We so declared ourselves promptly, commending Mr. Saylor and welcoming the response that his introduction brought from the chairman, as we felt that that was the answer to the differences that had existed.

As it happens, the latest of the measures in this group, Representative Jeffery Cohelan's H.R. 9520, includes some refinements and corrections in details, and is the specific bill that we would now most heartily commend to the subcommittee's favorable consideration.

Nevertheless, it is to the third group-H.R. 9162, H.R. 9163, H.R. 9164 and H.R. 9165-that we address our attention most earnestly on this occasion.
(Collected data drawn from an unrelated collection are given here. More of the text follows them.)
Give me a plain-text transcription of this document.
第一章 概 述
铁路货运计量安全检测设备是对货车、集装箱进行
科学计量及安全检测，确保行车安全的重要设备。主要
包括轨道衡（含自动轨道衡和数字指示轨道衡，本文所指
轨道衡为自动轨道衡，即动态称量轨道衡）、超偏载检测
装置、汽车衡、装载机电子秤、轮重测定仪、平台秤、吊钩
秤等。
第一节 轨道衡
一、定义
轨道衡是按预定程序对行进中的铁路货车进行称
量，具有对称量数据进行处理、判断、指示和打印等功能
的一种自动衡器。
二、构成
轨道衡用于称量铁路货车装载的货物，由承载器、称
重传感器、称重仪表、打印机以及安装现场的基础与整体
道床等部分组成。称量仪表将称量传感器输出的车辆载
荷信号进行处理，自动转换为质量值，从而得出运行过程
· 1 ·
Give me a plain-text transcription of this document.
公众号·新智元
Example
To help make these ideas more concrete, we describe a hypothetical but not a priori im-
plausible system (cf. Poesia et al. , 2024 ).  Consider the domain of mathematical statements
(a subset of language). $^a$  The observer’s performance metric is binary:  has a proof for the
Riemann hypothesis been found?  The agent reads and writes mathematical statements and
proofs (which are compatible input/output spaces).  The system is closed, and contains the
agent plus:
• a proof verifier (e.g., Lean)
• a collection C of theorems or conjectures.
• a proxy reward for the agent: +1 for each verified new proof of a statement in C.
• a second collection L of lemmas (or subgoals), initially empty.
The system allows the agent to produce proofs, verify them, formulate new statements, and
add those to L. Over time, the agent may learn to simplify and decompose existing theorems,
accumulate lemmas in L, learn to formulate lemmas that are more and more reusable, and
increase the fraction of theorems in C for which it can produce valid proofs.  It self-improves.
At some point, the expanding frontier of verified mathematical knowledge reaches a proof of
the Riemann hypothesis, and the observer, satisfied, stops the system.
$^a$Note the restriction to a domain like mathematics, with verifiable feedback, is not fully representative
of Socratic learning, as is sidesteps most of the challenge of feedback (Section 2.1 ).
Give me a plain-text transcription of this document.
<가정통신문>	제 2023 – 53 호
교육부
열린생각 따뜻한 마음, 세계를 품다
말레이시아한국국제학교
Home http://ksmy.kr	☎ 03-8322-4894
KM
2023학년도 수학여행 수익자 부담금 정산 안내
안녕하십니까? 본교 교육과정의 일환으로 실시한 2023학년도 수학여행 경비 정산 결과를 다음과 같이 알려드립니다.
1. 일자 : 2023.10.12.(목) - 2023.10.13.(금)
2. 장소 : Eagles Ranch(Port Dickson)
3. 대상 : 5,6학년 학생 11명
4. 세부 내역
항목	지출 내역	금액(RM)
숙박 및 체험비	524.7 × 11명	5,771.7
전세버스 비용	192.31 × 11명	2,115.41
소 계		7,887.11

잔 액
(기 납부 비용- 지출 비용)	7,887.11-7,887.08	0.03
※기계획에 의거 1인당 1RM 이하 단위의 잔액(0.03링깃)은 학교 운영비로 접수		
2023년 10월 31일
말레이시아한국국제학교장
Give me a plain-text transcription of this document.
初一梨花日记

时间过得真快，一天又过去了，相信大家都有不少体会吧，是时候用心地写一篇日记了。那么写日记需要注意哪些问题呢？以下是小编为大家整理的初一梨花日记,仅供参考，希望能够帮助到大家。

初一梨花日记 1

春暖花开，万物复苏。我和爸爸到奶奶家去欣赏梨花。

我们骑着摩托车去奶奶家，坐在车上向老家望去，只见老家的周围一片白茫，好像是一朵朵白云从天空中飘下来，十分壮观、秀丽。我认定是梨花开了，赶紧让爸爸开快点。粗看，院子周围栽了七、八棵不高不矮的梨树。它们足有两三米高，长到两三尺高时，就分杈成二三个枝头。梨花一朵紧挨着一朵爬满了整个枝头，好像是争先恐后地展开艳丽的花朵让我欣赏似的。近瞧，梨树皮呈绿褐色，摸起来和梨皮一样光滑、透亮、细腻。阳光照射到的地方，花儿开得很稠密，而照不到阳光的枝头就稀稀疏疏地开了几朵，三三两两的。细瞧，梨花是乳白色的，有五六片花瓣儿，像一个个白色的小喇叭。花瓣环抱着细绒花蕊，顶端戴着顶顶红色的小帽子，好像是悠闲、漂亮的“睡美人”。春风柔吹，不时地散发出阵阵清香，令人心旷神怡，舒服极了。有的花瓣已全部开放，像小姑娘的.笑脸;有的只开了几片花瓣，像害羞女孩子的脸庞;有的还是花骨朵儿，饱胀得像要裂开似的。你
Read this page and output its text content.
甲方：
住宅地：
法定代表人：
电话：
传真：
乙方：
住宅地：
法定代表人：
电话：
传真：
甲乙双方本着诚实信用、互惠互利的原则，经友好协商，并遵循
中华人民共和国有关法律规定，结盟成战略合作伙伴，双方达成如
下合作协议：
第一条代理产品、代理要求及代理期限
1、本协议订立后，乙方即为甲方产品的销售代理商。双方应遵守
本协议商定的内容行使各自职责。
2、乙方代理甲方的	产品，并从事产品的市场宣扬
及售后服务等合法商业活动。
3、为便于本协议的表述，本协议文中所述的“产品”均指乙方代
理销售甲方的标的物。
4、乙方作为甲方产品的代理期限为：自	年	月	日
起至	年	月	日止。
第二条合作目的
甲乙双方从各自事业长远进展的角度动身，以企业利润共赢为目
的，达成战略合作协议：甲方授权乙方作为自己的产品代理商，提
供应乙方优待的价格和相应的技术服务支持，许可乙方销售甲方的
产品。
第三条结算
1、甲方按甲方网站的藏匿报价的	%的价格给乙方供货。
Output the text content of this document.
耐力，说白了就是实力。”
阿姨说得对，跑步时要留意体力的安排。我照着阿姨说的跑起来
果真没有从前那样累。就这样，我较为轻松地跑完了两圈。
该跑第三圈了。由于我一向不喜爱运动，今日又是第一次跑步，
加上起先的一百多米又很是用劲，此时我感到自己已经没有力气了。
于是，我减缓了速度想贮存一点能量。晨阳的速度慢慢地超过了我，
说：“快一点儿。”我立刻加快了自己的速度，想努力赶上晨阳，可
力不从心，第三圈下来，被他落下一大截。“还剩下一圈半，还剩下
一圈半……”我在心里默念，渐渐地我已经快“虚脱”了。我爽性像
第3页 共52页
We welcome the effort on the part of the administration and the committee chairman, that this measure represents, and the cooperation of the longtime wilderness bill sponsors who introduced it: Representatives John Dingell, of Michigan, Henry S. Reuss, of Wisconsin, Barratt O'Hara, of Illinois, and Charles E. Bennett, of Florida.

We see this so-called Dingell bill, or administration bill, as the measure on which the committee's attention is focused, the measure recommended with perfecting amendments by the executive agencies to which all the wilderness legislation was referred by this committee, and, accordingly, the one with regard to which our comments can most effectively be addressed.

In brief, our recommendations are to adopt certain amendments to bring this measure in important regards into agreement with the Saylor-Quie-Cohelan measure, or, specifically, H.R. 9520.

We are much concerned that the areas of wilderness involved be protected as such during the times when they are being considered as possible permanent areas for protection. We should like to see the provisions of the legislation apply to park and wildlife areas and not only to the areas it establishes at once but also to those that it authorizes for study which are later established in accordance with its provisions.